I am going to agree with The World Needs You about the new Pope, he fills me with hope and it is amazing how it shines through in his persona so clearly.

Many have come before him in my lifetime that have inspired me too.  Mother Theresa, Nelson Mandela, Bob Geldoff, the Dalai Llama, Princess Diana, Albert Einstein, Carl Jung - yes they have/had flaws too, we all do, but they got out and did something to try and help others too, they changed alot of lives with their work, there are many many inspirational spirits in the world and if we can do one thing well for others than that is one thing attended to by someone in the world.  It doesn't have to be the biggest thing, just being the person whose glass is half full rather than the cynic who sees only vice, corruption and suffering that can make a difference too.
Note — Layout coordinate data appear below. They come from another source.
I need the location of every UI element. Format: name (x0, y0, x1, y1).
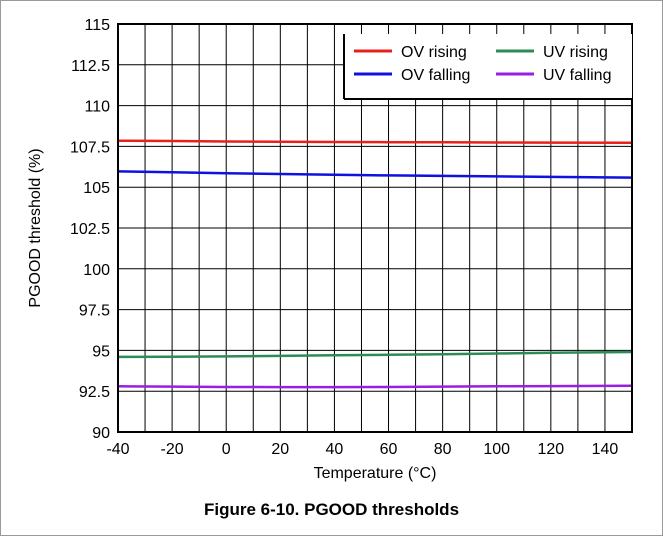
y-tick-label: 115 (84, 17, 110, 34)
legend: OV rising UV rising OV falling UV falling (343, 34, 632, 100)
y-tick-label: 107.5 (70, 139, 110, 156)
figure-caption: Figure 6-10. PGOOD thresholds (203, 500, 460, 519)
y-tick-label: 97.5 (79, 303, 110, 320)
x-tick-label: 120 (537, 441, 564, 458)
y-tick-label: 112.5 (71, 58, 110, 75)
y-tick-label: 100 (83, 262, 110, 279)
tick-labels: -40 -20 0 20 40 60 80 100 120 140 90 92.5 95 97.5 100 1… (70, 17, 618, 458)
x-tick-label: 20 (271, 441, 289, 458)
y-tick-label: 110 (84, 99, 110, 116)
y-tick-label: 105 (83, 180, 110, 197)
legend-entry-label: OV falling (401, 67, 470, 84)
x-tick-label: 40 (326, 441, 344, 458)
plot-area-border (117, 23, 633, 433)
y-tick-label: 95 (92, 343, 110, 360)
y-tick-label: 102.5 (70, 221, 110, 238)
x-tick-label: 100 (483, 441, 510, 458)
data-lines (117, 139, 633, 389)
legend-entry-label: UV rising (543, 44, 608, 61)
y-tick-label: 92.5 (79, 384, 110, 401)
series-line (117, 384, 633, 389)
legend-box (344, 34, 632, 99)
y-axis-label: PGOOD threshold (%) (27, 148, 44, 307)
y-tick-label: 90 (92, 425, 110, 442)
x-tick-label: 0 (222, 441, 231, 458)
series-line (117, 170, 633, 179)
legend-entry-label: UV falling (543, 67, 611, 84)
pgood-threshold-chart: -40 -20 0 20 40 60 80 100 120 140 90 92.5 95 97.5 100 1… (27, 17, 633, 482)
x-tick-label: 60 (380, 441, 398, 458)
x-tick-label: 140 (592, 441, 619, 458)
series-line (117, 139, 633, 145)
series-line (117, 350, 633, 359)
x-axis-label: Temperature (°C) (314, 465, 437, 482)
x-tick-label: 80 (434, 441, 452, 458)
x-tick-label: -20 (161, 441, 184, 458)
x-tick-label: -40 (106, 441, 129, 458)
legend-entry-label: OV rising (401, 44, 467, 61)
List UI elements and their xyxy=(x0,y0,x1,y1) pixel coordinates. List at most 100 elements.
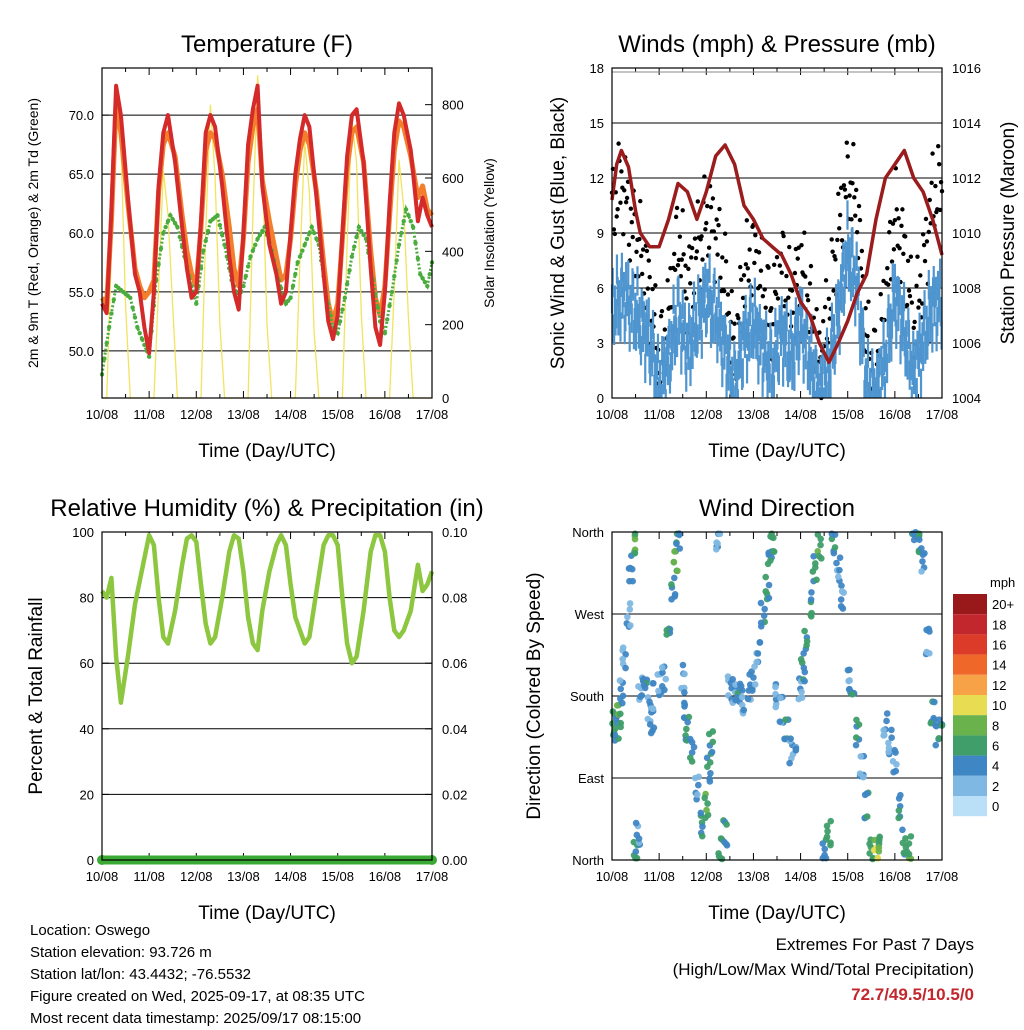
gust-point xyxy=(930,151,935,156)
direction-point xyxy=(838,582,845,590)
y-tick-label: 60 xyxy=(80,656,94,671)
gust-point xyxy=(926,229,931,235)
gust-point xyxy=(836,191,841,197)
gust-point xyxy=(786,295,791,300)
direction-point xyxy=(676,545,684,552)
gust-point xyxy=(629,219,634,225)
gust-point xyxy=(703,227,708,232)
y-tick-label: 65.0 xyxy=(69,167,94,182)
gust-point xyxy=(722,288,727,294)
direction-point xyxy=(684,718,691,726)
td2m-point xyxy=(109,311,114,316)
direction-point xyxy=(622,664,629,672)
gust-point xyxy=(713,236,718,241)
gust-point xyxy=(887,230,892,235)
gust-point xyxy=(695,199,700,204)
x-tick-label: 12/08 xyxy=(690,869,723,884)
x-tick-label: 11/08 xyxy=(133,869,165,884)
gust-point xyxy=(720,255,725,260)
direction-point xyxy=(885,748,892,756)
station-location: Location: Oswego xyxy=(30,922,151,939)
direction-point xyxy=(706,759,714,766)
gust-point xyxy=(830,249,835,254)
series-pressure-line xyxy=(610,143,944,365)
gust-point xyxy=(686,266,691,272)
gust-point xyxy=(817,330,822,335)
td2m-point xyxy=(175,224,180,230)
gust-point xyxy=(639,271,645,277)
gust-point xyxy=(918,273,923,278)
gust-point xyxy=(741,273,747,278)
direction-point xyxy=(808,609,815,617)
direction-point xyxy=(817,535,825,543)
legend-swatch xyxy=(953,634,987,655)
gust-point xyxy=(646,258,651,263)
td2m-point xyxy=(146,354,152,359)
x-tick-label: 10/08 xyxy=(596,407,629,422)
direction-point xyxy=(923,648,930,656)
gust-point xyxy=(639,253,644,259)
gust-point xyxy=(784,273,789,279)
gust-point xyxy=(659,308,665,314)
gust-point xyxy=(892,218,898,223)
gust-point xyxy=(838,185,844,191)
gust-point xyxy=(722,231,728,236)
gust-point xyxy=(831,288,836,293)
gust-point xyxy=(899,223,904,229)
gust-point xyxy=(616,141,621,146)
gust-point xyxy=(630,234,635,240)
gust-point xyxy=(850,181,855,186)
direction-point xyxy=(885,739,892,747)
direction-point xyxy=(765,594,773,602)
gust-point xyxy=(645,286,651,291)
x-tick-label: 17/08 xyxy=(926,407,959,422)
gust-point xyxy=(769,306,774,311)
gust-point xyxy=(866,299,871,304)
gust-point xyxy=(839,238,845,243)
direction-point xyxy=(650,680,657,687)
gust-point xyxy=(903,234,908,239)
td2m-point xyxy=(203,238,208,244)
direction-point xyxy=(861,791,869,799)
td2m-point xyxy=(217,222,223,228)
gust-point xyxy=(673,214,679,220)
gust-point xyxy=(692,236,698,241)
gust-point xyxy=(718,275,723,280)
x-tick-label: 15/08 xyxy=(831,407,864,422)
gust-point xyxy=(766,265,771,270)
x-tick-label: 12/08 xyxy=(690,407,723,422)
y-right-tick-label: 800 xyxy=(442,98,464,113)
gust-point xyxy=(896,216,901,221)
x-tick-label: 16/08 xyxy=(369,869,402,884)
direction-point xyxy=(918,568,925,575)
gust-point xyxy=(912,319,917,325)
direction-point xyxy=(691,774,699,782)
direction-point xyxy=(875,848,883,855)
gust-point xyxy=(658,313,664,319)
td2m-point xyxy=(418,272,423,277)
x-axis-label: Time (Day/UTC) xyxy=(708,903,846,924)
gust-point xyxy=(803,274,808,279)
gust-point xyxy=(915,254,920,259)
direction-point xyxy=(631,549,639,557)
direction-point xyxy=(712,545,720,553)
gust-point xyxy=(847,193,852,198)
gust-point xyxy=(688,281,693,286)
gust-point xyxy=(937,207,943,213)
direction-point xyxy=(637,693,644,700)
direction-point xyxy=(661,686,668,694)
td2m-point xyxy=(392,274,397,279)
x-tick-label: 17/08 xyxy=(416,869,449,884)
direction-point xyxy=(823,833,831,841)
x-axis-label: Time (Day/UTC) xyxy=(708,441,846,462)
td2m-point xyxy=(111,297,116,302)
td2m-point xyxy=(128,295,133,301)
direction-point xyxy=(827,817,835,825)
gust-point xyxy=(647,274,652,280)
gust-point xyxy=(851,141,856,147)
station-info: Location: Oswego Station elevation: 93.7… xyxy=(30,920,365,1030)
direction-point xyxy=(681,670,688,678)
gust-point xyxy=(777,263,783,268)
gust-point xyxy=(859,248,865,254)
direction-point xyxy=(668,581,675,588)
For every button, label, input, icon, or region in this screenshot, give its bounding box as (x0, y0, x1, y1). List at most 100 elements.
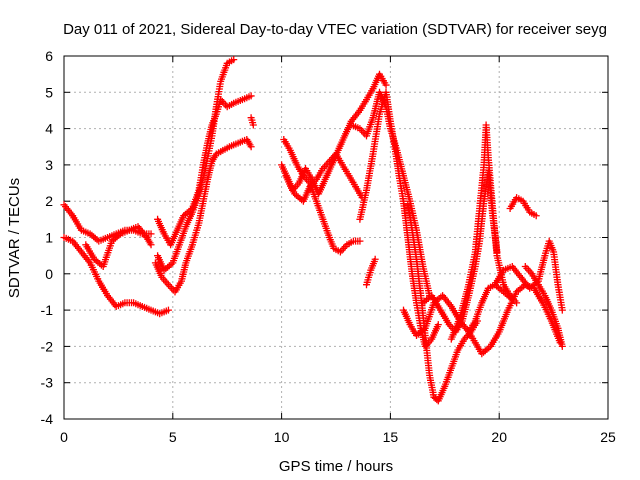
plus-marker-run (369, 113, 383, 158)
plus-marker-run (484, 282, 497, 292)
plus-marker-run (484, 154, 496, 210)
plus-marker-run (312, 167, 326, 183)
plus-marker (249, 121, 257, 129)
plus-marker-run (356, 189, 370, 223)
plus-marker-run (315, 178, 328, 198)
plus-marker-run (454, 337, 467, 354)
plus-marker-run (117, 227, 131, 238)
plus-marker-run (104, 292, 119, 309)
plus-marker-run (504, 290, 519, 314)
plus-marker-run (352, 183, 365, 199)
plus-marker-run (476, 164, 488, 212)
plus-marker-run (471, 207, 483, 256)
plus-marker-run (182, 243, 196, 267)
plus-marker-run (147, 306, 162, 317)
series-track-05 (154, 92, 255, 249)
plus-marker-run (506, 196, 519, 212)
plus-marker (164, 306, 172, 314)
plus-marker-run (406, 321, 419, 337)
plus-marker (434, 321, 442, 329)
plus-marker-run (143, 234, 154, 247)
plus-marker-run (491, 268, 506, 289)
plus-marker-run (77, 248, 93, 265)
plus-marker-run (178, 261, 189, 285)
plus-marker-run (400, 197, 411, 239)
plus-marker-run (513, 282, 528, 296)
plus-marker-run (306, 179, 320, 203)
x-tick-label: 0 (60, 429, 68, 445)
series-track-01 (60, 201, 155, 245)
data-markers (60, 56, 566, 405)
plus-marker-run (319, 215, 333, 239)
plus-marker-run (376, 70, 389, 87)
plus-marker-run (326, 234, 337, 250)
plus-marker-run (86, 259, 102, 283)
y-tick-label: -1 (41, 302, 54, 318)
plus-marker (230, 56, 238, 64)
series-track-18 (465, 281, 564, 358)
plus-marker (147, 241, 155, 249)
plus-marker (532, 212, 540, 220)
x-tick-label: 15 (383, 429, 399, 445)
y-tick-label: -2 (41, 338, 54, 354)
plus-marker-run (243, 136, 254, 149)
y-tick-label: 0 (45, 266, 53, 282)
plus-marker-run (230, 97, 244, 107)
plus-marker-run (500, 281, 513, 297)
plus-marker (247, 143, 255, 151)
plus-marker-run (391, 143, 403, 177)
plus-marker-run (343, 238, 355, 249)
plus-marker-run (419, 263, 433, 297)
plus-marker-run (395, 172, 407, 203)
plus-marker-run (534, 281, 548, 297)
plus-marker-run (430, 393, 441, 404)
plus-marker-run (482, 121, 492, 159)
plus-marker-run (223, 57, 236, 67)
plus-marker-run (547, 317, 563, 345)
plus-marker-run (419, 293, 434, 307)
plus-marker-run (508, 263, 523, 280)
y-tick-label: -4 (41, 411, 54, 427)
x-axis-label: GPS time / hours (279, 458, 393, 475)
x-tick-label: 20 (491, 429, 507, 445)
plus-marker (558, 306, 566, 314)
plus-marker-run (69, 237, 84, 254)
plus-marker-run (434, 384, 448, 405)
plus-marker-run (363, 269, 374, 289)
plus-marker-run (413, 255, 425, 297)
plus-marker (558, 342, 566, 350)
plus-marker-run (188, 221, 202, 249)
plus-marker-run (299, 185, 313, 205)
plus-marker-run (112, 300, 127, 310)
plus-marker (382, 81, 390, 89)
x-tick-label: 5 (169, 429, 177, 445)
plus-marker-run (208, 152, 219, 165)
plus-marker-run (336, 243, 349, 256)
plus-marker-run (447, 316, 463, 343)
plus-marker-run (495, 308, 511, 336)
plus-marker-run (158, 273, 171, 287)
series-track-21 (521, 263, 566, 350)
plus-marker-run (95, 234, 109, 245)
plus-marker-run (530, 284, 545, 305)
plus-marker-run (171, 279, 184, 296)
plus-marker-run (167, 228, 180, 249)
plus-marker-run (341, 119, 354, 140)
series-track-10 (282, 70, 390, 198)
plus-marker-run (91, 255, 105, 269)
plus-marker-run (99, 239, 115, 270)
plus-marker-run (408, 226, 420, 261)
plus-marker-run (367, 258, 378, 274)
plus-marker-run (545, 237, 557, 254)
plus-marker-run (180, 206, 195, 220)
plus-marker-run (321, 163, 335, 183)
x-tick-labels: 0 5 10 15 20 25 (60, 429, 616, 445)
plus-marker-run (513, 194, 525, 204)
plus-marker-run (465, 251, 479, 289)
plus-marker-run (347, 108, 362, 125)
plus-marker-run (404, 201, 416, 232)
plus-marker-run (345, 172, 358, 188)
plus-marker-run (554, 281, 566, 312)
plus-marker-run (195, 163, 207, 194)
plus-marker-run (217, 62, 230, 85)
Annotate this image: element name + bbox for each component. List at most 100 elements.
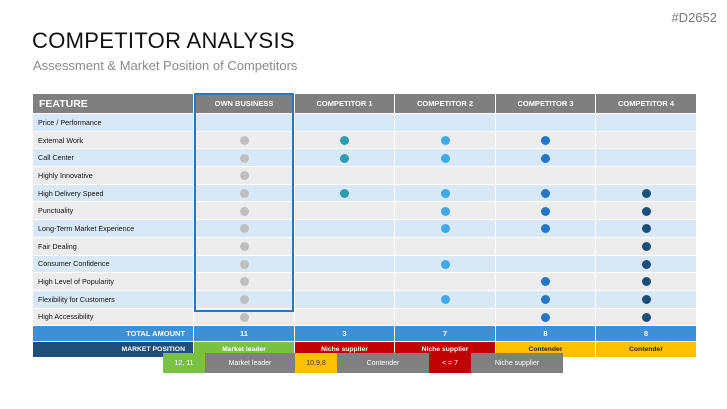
rating-cell xyxy=(294,113,395,132)
feature-label: High Level of Popularity xyxy=(32,272,194,291)
feature-label: Call Center xyxy=(32,148,194,168)
rating-dot-icon xyxy=(641,188,651,198)
rating-cell xyxy=(193,148,295,168)
market-position-label: MARKET POSITION xyxy=(32,341,194,359)
page-title: COMPETITOR ANALYSIS xyxy=(32,28,295,53)
rating-cell xyxy=(495,272,596,291)
rating-cell xyxy=(495,166,596,185)
rating-dot-icon xyxy=(239,153,249,163)
rating-cell xyxy=(294,166,395,185)
rating-cell xyxy=(495,219,596,238)
total-competitor-4: 8 xyxy=(595,325,697,343)
slide-id: #D2652 xyxy=(671,10,717,25)
rating-cell xyxy=(495,254,596,274)
header-competitor-1: COMPETITOR 1 xyxy=(294,93,395,114)
header-own-business: OWN BUSINESS xyxy=(193,93,295,114)
rating-cell xyxy=(394,289,496,309)
rating-dot-icon xyxy=(641,241,651,251)
rating-cell xyxy=(495,148,596,168)
total-competitor-3: 8 xyxy=(495,325,596,343)
rating-cell xyxy=(595,289,697,309)
rating-cell xyxy=(294,289,395,309)
rating-cell xyxy=(193,289,295,309)
feature-label: Flexibility for Customers xyxy=(32,289,194,309)
rating-cell xyxy=(294,307,395,327)
rating-dot-icon xyxy=(641,224,651,234)
rating-cell xyxy=(595,201,697,221)
page-subtitle: Assessment & Market Position of Competit… xyxy=(33,58,298,73)
rating-cell xyxy=(595,307,697,327)
rating-cell xyxy=(193,201,295,221)
legend: 12, 11 Market leader 10,9,8 Contender < … xyxy=(163,353,563,373)
header-competitor-3: COMPETITOR 3 xyxy=(495,93,596,114)
rating-cell xyxy=(193,219,295,238)
rating-dot-icon xyxy=(239,295,249,305)
feature-label: Highly Innovative xyxy=(32,166,194,185)
total-row: TOTAL AMOUNT 11 3 7 8 8 xyxy=(32,325,697,343)
rating-dot-icon xyxy=(541,188,550,198)
rating-dot-icon xyxy=(440,206,450,216)
rating-dot-icon xyxy=(541,312,550,322)
rating-cell xyxy=(495,307,596,327)
rating-cell xyxy=(193,236,295,256)
rating-dot-icon xyxy=(239,277,249,287)
feature-label: Long-Term Market Experience xyxy=(32,219,194,238)
rating-cell xyxy=(394,130,496,150)
rating-dot-icon xyxy=(239,188,249,198)
rating-dot-icon xyxy=(641,259,651,269)
rating-dot-icon xyxy=(440,153,450,163)
rating-dot-icon xyxy=(239,259,249,269)
rating-dot-icon xyxy=(541,153,550,163)
rating-dot-icon xyxy=(541,206,550,216)
feature-label: Fair Dealing xyxy=(32,236,194,256)
table-row: High Level of Popularity xyxy=(32,272,697,291)
rating-cell xyxy=(394,201,496,221)
table-row: Flexibility for Customers xyxy=(32,289,697,309)
rating-cell xyxy=(394,113,496,132)
header-competitor-4: COMPETITOR 4 xyxy=(595,93,697,114)
rating-cell xyxy=(394,254,496,274)
header-feature: FEATURE xyxy=(32,93,194,114)
rating-dot-icon xyxy=(440,135,450,145)
rating-cell xyxy=(595,166,697,185)
table-row: High Accessibility xyxy=(32,307,697,327)
rating-cell xyxy=(495,289,596,309)
rating-cell xyxy=(294,201,395,221)
feature-label: High Delivery Speed xyxy=(32,183,194,203)
rating-cell xyxy=(294,236,395,256)
feature-label: High Accessibility xyxy=(32,307,194,327)
rating-cell xyxy=(193,130,295,150)
rating-dot-icon xyxy=(239,206,249,216)
rating-cell xyxy=(294,219,395,238)
rating-dot-icon xyxy=(239,312,249,322)
table-row: High Delivery Speed xyxy=(32,183,697,203)
total-own-business: 11 xyxy=(193,325,295,343)
rating-cell xyxy=(595,272,697,291)
rating-dot-icon xyxy=(440,188,450,198)
position-competitor-4: Contender xyxy=(595,341,697,359)
rating-dot-icon xyxy=(239,135,249,145)
feature-label: Price / Performance xyxy=(32,113,194,132)
rating-cell xyxy=(294,272,395,291)
rating-cell xyxy=(394,236,496,256)
rating-cell xyxy=(595,236,697,256)
total-label: TOTAL AMOUNT xyxy=(32,325,194,343)
rating-cell xyxy=(193,272,295,291)
table-row: Highly Innovative xyxy=(32,166,697,185)
total-competitor-2: 7 xyxy=(394,325,496,343)
table-row: Consumer Confidence xyxy=(32,254,697,274)
table-row: Call Center xyxy=(32,148,697,168)
rating-cell xyxy=(394,307,496,327)
rating-cell xyxy=(495,236,596,256)
rating-cell xyxy=(495,130,596,150)
rating-dot-icon xyxy=(440,295,450,305)
table-row: Price / Performance xyxy=(32,113,697,132)
rating-cell xyxy=(294,130,395,150)
rating-cell xyxy=(193,307,295,327)
rating-cell xyxy=(294,254,395,274)
table-row: Long-Term Market Experience xyxy=(32,219,697,238)
legend-contender-range: 10,9,8 xyxy=(295,353,337,373)
table-row: Fair Dealing xyxy=(32,236,697,256)
rating-cell xyxy=(193,166,295,185)
rating-cell xyxy=(294,148,395,168)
Also it is all the medical and scientific breakthroughs, the work to renew and rejuvinate the environment, those who work to save endangered species, millions of people every day get out and have a go - we need to choose our mentors wisely and there are a great many wonderful mentors to choose from.

Edited by libstaK, 31 May 2013 - 12:11 PM.

"I warn you, whoever you are, oh you who wish to probe the arcanes of nature, if you do not find within yourself that which you seek, neither shall you find it outside.
If you ignore the excellencies of your own house, how do you intend to find other excellencies?
In you is hidden the treasure of treasures, Oh man, know thyself and you shall know the Universe and the Gods."